The Philadelphia Flyers have a new problem the franchise is relatively unfamiliar with- too much goaltending talent. 25-year-old Carter Hart is in his sixth NHL season and has had a renaissance during the 2023-24 campaign. Despite his career turning in the right direction and arguably not yet his peak, he could be on the trade block during the 2024 offseason, which both the Flyers have hinted at and the sections of the fanbase seems to support. But is it really a good idea for the Flyers to trade their starting goalie?
Keep
Carter Hart is 25 years old, will give the team a chance to win pretty much every night and when he’s at his peak is arguably a top ten goalie in the league. That alone should be a pretty good reason for keeping him.
The biggest reason many are ready to winning to move Hart is the goalie depth within the organization. Sam Ersson, who has just 29 NHL games under his belt as of this writing with a career 2.72 goals against average and .902 save percentage being the initial replacement and prospects Alexei Kolosov, who is expected to make the North American jump next season, followed by Carson Bjarnason, whom the Flyers selected in the second round of the 2023 draft filling in the holes in the coming years.
The theoretical depth in the pipeline is great. Always be drafting goalies, after all. But it is just theoretical. Sam Ersson is the only one that has proven there is NHL potential, coming in a very small sample size. It’s far too early to pencil in either Kolosov or Bjarnason into the long term picture at the NHL level, plus there’s practically no way Felix Sandstrom returns to the team this summer, which means that Ersson and Cal Petersen would be the NHL duo, a huge downgrade from Hart/Ersson. Having a 24 and 25 year old as your 1A and 1B should be celebrated and maintained for the foreseeable future, not broken up as quickly as possible.
Trade
Rumors emerged during the 2023 offseason that the Flyers were shopping Hart. The reason was never really given, and nothing ultimately became of the rumors, but it was assumed the Team Canada investigation had something to do with it. Considering we’re seemingly no closer to an outcome of the case by the time the 2024 offseason officially starts, that cloud is still going to follow Hart into the negotiations, and maybe why Danny Briere would once again consider shopping his rights.
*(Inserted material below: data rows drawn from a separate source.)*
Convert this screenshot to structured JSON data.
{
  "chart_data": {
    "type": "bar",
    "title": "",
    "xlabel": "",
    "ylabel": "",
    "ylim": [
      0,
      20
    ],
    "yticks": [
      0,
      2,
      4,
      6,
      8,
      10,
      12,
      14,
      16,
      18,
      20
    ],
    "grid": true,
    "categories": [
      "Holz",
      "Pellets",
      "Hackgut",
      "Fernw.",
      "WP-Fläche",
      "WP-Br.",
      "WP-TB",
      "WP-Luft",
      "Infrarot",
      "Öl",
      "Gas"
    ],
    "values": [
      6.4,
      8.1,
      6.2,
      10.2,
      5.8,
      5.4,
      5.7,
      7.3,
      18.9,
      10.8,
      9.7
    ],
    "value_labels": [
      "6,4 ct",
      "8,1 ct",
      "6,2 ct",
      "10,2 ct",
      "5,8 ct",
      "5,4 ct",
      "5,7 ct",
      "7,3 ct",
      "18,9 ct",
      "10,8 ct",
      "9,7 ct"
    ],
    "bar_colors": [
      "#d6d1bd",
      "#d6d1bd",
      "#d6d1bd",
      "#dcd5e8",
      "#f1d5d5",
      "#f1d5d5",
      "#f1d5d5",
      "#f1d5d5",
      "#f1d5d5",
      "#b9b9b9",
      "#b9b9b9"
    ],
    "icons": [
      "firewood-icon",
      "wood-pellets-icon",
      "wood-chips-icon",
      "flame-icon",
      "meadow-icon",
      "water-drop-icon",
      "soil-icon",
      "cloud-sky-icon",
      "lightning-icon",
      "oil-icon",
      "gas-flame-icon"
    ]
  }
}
As far as value goes, it’s hard to put a price tag on Hart when it comes to a trade. Whoever acquires him would be just adding his RFA rights (unless a sign and trade occurs, which isn’t an overly common occurrence in hockey) so that’s already starting from a point of weakness for Briere, and if the Flyers are moving their star goalie because of potential legal troubles tied back to the unresolved Team Canada case, it may hard to convince teams to pay a premium for taking the risk of adding him.
Conclusion
The NHL has been going towards a two goalie system for years now. Typically, there’s less than a handful of players every season that make it to 60 games played, and less than 20 goalies a season of the 100 or so that will play an NHL game will play 50 or more games. So for the Flyers to have Carter Hart, who is posting top 10 stats and Sam Ersson who, albeit being a bit streaky, seems to have starting-caliber potential is not a bad thing.
At some point, they’re going to have to deal with their tandem, as every team with a bonafide star starting and rising star backup does. That may come in a couple years from now when Ersson’s contract expires in the 2026 offseason, but for now, the Flyers can’t have too much of a good thing and should be in no hurry to voluntarily move on from Hart.
“Voluntarily” is the key word after all. With the Team Canada investigation still lingering in the background, with no set in stone meaning of what a charge would actually mean for Hart and his status with the team -or whether or not names are ever released at all- are very much out of the Flyers’ control. But preemptively moving him and his name coming back innocent or never actually being officially accused at all is not the big brain move you want the Flyers’ front office to be making.
Flyers president Keith Jones told Sportsnet in December that he’d “be surprised” if Hart wasn’t the long term starter for the Flyers, but that also goes against his on-the-record theory of teams don’t need to pay their goalies a ton of money to be successful. Despite the fact that he’s talking out of both sides of his mouth, it’s ultimately Briere’s call whether or not they pay Hart, not Jones’.
Trading Hart feels so outwardly stupid that there’s no way the organization would do it. It’s a move that could backfire so spectacularly in the face of the new front office regime that taking the risk in the first place seems so unnecessarily dumb. But the emergence of Sam Ersson and last summer’s rumors regarding Hart opens the chance they actually considering moving him. Hopefully cooler heads prevail and Carter Hart remains the starting goaltender for years to come. Any other outcome could become one of the most scrutinized moves in recent Flyers’ history, and think of the ground that covers.